# Electronic – “To Large Signal GND”

schematics

I am currently looking at this schematic and I'm clueless about the part on pin 5 where the ground on the capacitor should be connected into something that is labeled "To Large Signal GND". What does it mean? (Chip: LA4597)

That chip is an 11 W audio amplifier. It takes low-level signals (< 1 V) and amplifies them in voltage and current. The output current at peak volume will be several amps. Several amps flowing through the PCB traces will cause a slight rise in voltage along the trace and if this alters the ground voltage at the inputs distortion and instability may result.

Note that the capacitor is on the amplifier power circuit. I imagine that this cautionary note is to minimise the risk of an audible "thump" when the amplifier is switched in and out of standby.

simulate this circuit – Schematic created using CircuitLab

Figure 1. A very crude representation of an audio amplifier using two different ground symbols for the small-signal and large signal grounds. Both are connected at only one point - often referred to as the "star" point and usually located close to the power supply. The red arrows signify the large current paths and the green the small-signal paths.

The solution is to separate the small-signal and large-signal grounds. For you this means that all the left side capacitors will be connected to the small-signal ground.

I had a look but, unfortunately, can't find a recommended PCB layout.

But what about the amplifier grounds (4 & 11) and the ones going out of a resistor (10 & 12)? Where should I ground them?

Figure 2. Schematic from the datasheet.

I would take this diagram in conjunction with the one you posted to show that all the small-signals are on the left.

• 4 is part of the inputs so keep that with the signal grounds.
• 11 looks like the main amplifier ground so high currents can be expected there.
• The resistors out of 10 and 12 in your diagram are the speakers and they will be high current.

Note that my Figure 2 shows the amplifier used in bridged mode where two amplifiers running in anti-phase are driving opposite ends of the speaker. This allows double the voltage swing on the speaker compared with the arrangement shown in your schematic.

Update 2:

Slight problem: when I play a song, it's good and all but when I stop/pause the song, the speakers hisses for a bit then pops and then becomes quiet.

There are two things going on here.

The hiss is probably background noise from your phone. I suspect that you are finding the amplifier good and loud so that you are turning the phone down to achieve the right volume level in your speakers. The problem is that the phone's volume control is before its output amplifier so you are turning down the signal but not the unavoidable noise that is generated by the phone. This means that your signal to noise ratio is poor. You will notice this in quiet or silent passages of your music.

The solution to this is to wire a volume control on the input to your amplifier.

simulate this circuit

Figure 3. Amplifier input volume control. Use a log (audio-taper) pot so that the perceived volume increases linearly with pot rotation.

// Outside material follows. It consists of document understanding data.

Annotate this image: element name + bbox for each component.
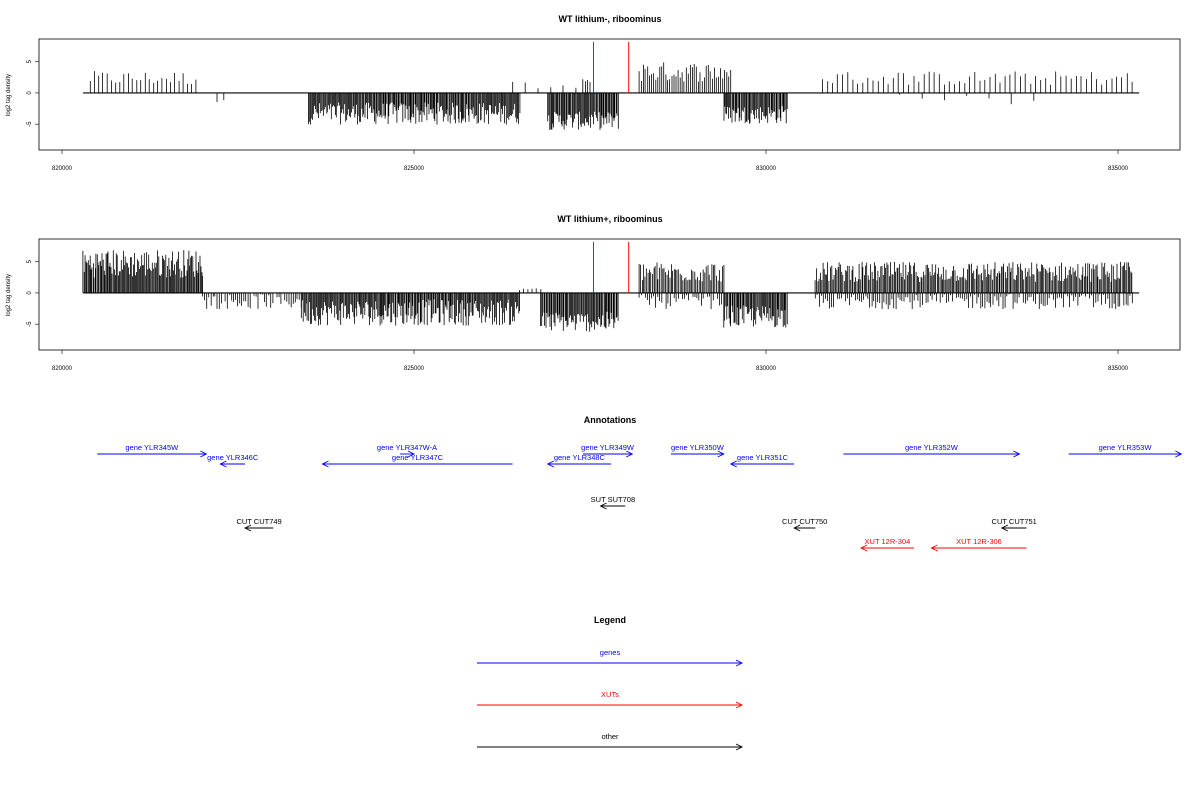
- x-tick-label: 835000: [1108, 366, 1129, 372]
- x-tick-label: 825000: [404, 366, 425, 372]
- legend-label: XUTs: [601, 690, 619, 699]
- annotation-feature: gene YLR351C: [729, 453, 795, 468]
- annotation-feature: gene YLR347C: [321, 453, 513, 468]
- arrow-head-icon: [219, 460, 227, 468]
- feature-label: gene YLR350W: [671, 443, 725, 452]
- plot-frame: [38, 238, 1181, 351]
- annotation-feature: CUT CUT749: [236, 517, 282, 532]
- annotation-feature: gene YLR352W: [843, 443, 1021, 458]
- arrow-head-icon: [626, 450, 634, 458]
- annotation-feature: SUT SUT708: [591, 495, 635, 510]
- annotation-feature: gene YLR349W: [581, 443, 635, 458]
- annotation-feature: gene YLR348C: [546, 453, 612, 468]
- x-tick-label: 830000: [756, 366, 777, 372]
- feature-label: gene YLR347W-A: [377, 443, 437, 452]
- arrow-head-icon: [200, 450, 208, 458]
- feature-label: XUT 12R-306: [956, 537, 1002, 546]
- x-tick-label: 820000: [52, 366, 73, 372]
- panel-title: WT lithium+, riboominus: [557, 214, 662, 224]
- annotation-feature: CUT CUT750: [782, 517, 827, 532]
- bars-group: [82, 250, 1133, 332]
- arrow-head-icon: [407, 450, 416, 458]
- arrow-head-icon: [599, 502, 607, 510]
- annotations-title: Annotations: [584, 415, 637, 425]
- feature-label: gene YLR345W: [125, 443, 179, 452]
- legend-entry: genes: [477, 648, 744, 667]
- feature-label: CUT CUT751: [992, 517, 1037, 526]
- arrow-head-icon: [860, 544, 868, 552]
- legend: Legend genes XUTs other: [477, 615, 744, 751]
- arrow-head-icon: [1175, 450, 1183, 458]
- arrow-head-icon: [1000, 524, 1009, 532]
- axes-group: -5 0 5 820000 825000 830000 835000: [27, 42, 1140, 172]
- feature-label: gene YLR352W: [905, 443, 959, 452]
- annotation-feature: CUT CUT751: [992, 517, 1037, 532]
- density-panel-lithium-minus: WT lithium-, riboominus log2 tag density…: [6, 14, 1181, 172]
- axes-group: -5 0 5 820000 825000 830000 835000: [27, 242, 1140, 372]
- feature-label: CUT CUT749: [236, 517, 281, 526]
- panel-title: WT lithium-, riboominus: [559, 14, 662, 24]
- legend-entry: XUTs: [477, 690, 744, 709]
- y-axis-label: log2 tag density: [6, 74, 12, 116]
- annotation-feature: XUT 12R-306: [930, 537, 1027, 552]
- x-tick-label: 825000: [404, 166, 425, 172]
- legend-items: genes XUTs other: [477, 648, 744, 751]
- feature-label: XUT 12R-304: [865, 537, 911, 546]
- feature-label: gene YLR347C: [392, 453, 444, 462]
- feature-label: SUT SUT708: [591, 495, 635, 504]
- annotation-feature: gene YLR350W: [670, 443, 725, 458]
- annotation-feature: gene YLR347W-A: [377, 443, 437, 458]
- annotation-feature: gene YLR346C: [207, 453, 259, 468]
- feature-label: gene YLR346C: [207, 453, 259, 462]
- feature-label: gene YLR349W: [581, 443, 635, 452]
- arrow-head-icon: [735, 701, 744, 709]
- annotation-feature: gene YLR353W: [1068, 443, 1183, 458]
- annotations-track: Annotations gene YLR345W gene YLR346C gene…: [97, 415, 1183, 552]
- arrow-head-icon: [717, 450, 725, 458]
- feature-label: gene YLR353W: [1099, 443, 1153, 452]
- arrow-head-icon: [729, 460, 738, 468]
- y-tick-label: -5: [27, 121, 33, 127]
- bars-group: [89, 62, 1133, 130]
- legend-label: other: [601, 732, 619, 741]
- y-tick-label: 0: [27, 91, 33, 95]
- arrow-head-icon: [735, 659, 744, 667]
- x-tick-label: 835000: [1108, 166, 1129, 172]
- arrow-head-icon: [793, 524, 801, 532]
- x-tick-label: 820000: [52, 166, 73, 172]
- arrow-head-icon: [735, 743, 744, 751]
- arrow-head-icon: [1013, 450, 1021, 458]
- feature-label: gene YLR348C: [554, 453, 606, 462]
- annotation-feature: gene YLR345W: [97, 443, 208, 458]
- y-axis-label: log2 tag density: [6, 274, 12, 316]
- x-tick-label: 830000: [756, 166, 777, 172]
- y-tick-label: 0: [27, 291, 33, 295]
- density-panel-lithium-plus: WT lithium+, riboominus log2 tag density…: [6, 214, 1181, 372]
- plot-frame: [38, 38, 1181, 151]
- y-tick-label: 5: [27, 59, 33, 63]
- arrow-head-icon: [546, 460, 554, 468]
- arrow-head-icon: [244, 524, 252, 532]
- y-tick-label: -5: [27, 321, 33, 327]
- legend-entry: other: [477, 732, 744, 751]
- feature-label: CUT CUT750: [782, 517, 827, 526]
- legend-title: Legend: [594, 615, 626, 625]
- arrow-head-icon: [321, 460, 329, 468]
- legend-label: genes: [600, 648, 621, 657]
- annotation-feature: XUT 12R-304: [860, 537, 914, 552]
- arrow-head-icon: [930, 544, 938, 552]
- y-tick-label: 5: [27, 259, 33, 263]
- feature-label: gene YLR351C: [737, 453, 789, 462]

With this modification connect everything up, turn the input volume to minimum and the phone volume to maximum or close to. Hit play and turn up the input volume to the same audio level you had before. No stop the music. The his should be significantly reduced or even inaudible. The switch-off thump should be reduced also. If this works you have increased the signal to noise ratio. The idea here is to maintain the signal level close to nominal or "normal" or "line-level" all the way through the audio chain and then attenuate as close to the end as possible.

The audio click is caused by the phone's output amplifier switching off. If you consider this to be similar to my Figure 1 then the output of OA1 will be at 6 V when quiet. (This allows the output voltage to swing upwards towards +12 V and downwards towards zero to mimic the positive and negative variations in sound pressure originally picked up by the microphones. C2 blocks the 6 V DC getting to the speaker. When OA1 is powered down, however, the output drops suddenly from 6 V to 0 and the voltage on the speaker gets a brief -6 V "kick" which you hear as a thump. There's not much you can do about this unless you can find an app to keep the phone's amplifier powered on.

Update 3:

I'm planning to add a heatsink to the chip. Should I connect it directly to the chip or add insulation in between? And if it needs to be grounded, where should I ground it?

The first table in the datasheet gives the recommended heatsink dimensions. There is no mention of whether the metal tab on the package is connected internally to any of the pins so I assume that it is not. You can confirm this with a continuity test between the tab and each pin. Grounding wouldn't matter but shouldn't hurt either.

Update 4:

Maxing the volume causes the speakers to distort. Is this normal because the speakers can't handle the amplifier output?

Yes. If the amplifier is to be able to reproduce low volume source material at normal volume then excess gain is required in the amplifier. This means that a strong signal at full volume may overload the amplifier or the speakers - whichever limit is reached first.

Or is there any workaround for this?

simulate this circuit

Figure 4. Input attenuator.

Yes. Adding R2, a variable or fixed resistor, will attenuate the input and allow you to set a maximum gain.

I've read something about negative feedback technique which I understand a bit but I don't know if that is the solution. If it is, how do I add it to the circuit?

Your amplifier already uses negative feedback to set its internal gain. You don't need to mess with this. If you progress in your learning you will come across it in op-amp circuits. The basic rules of it are not too difficult.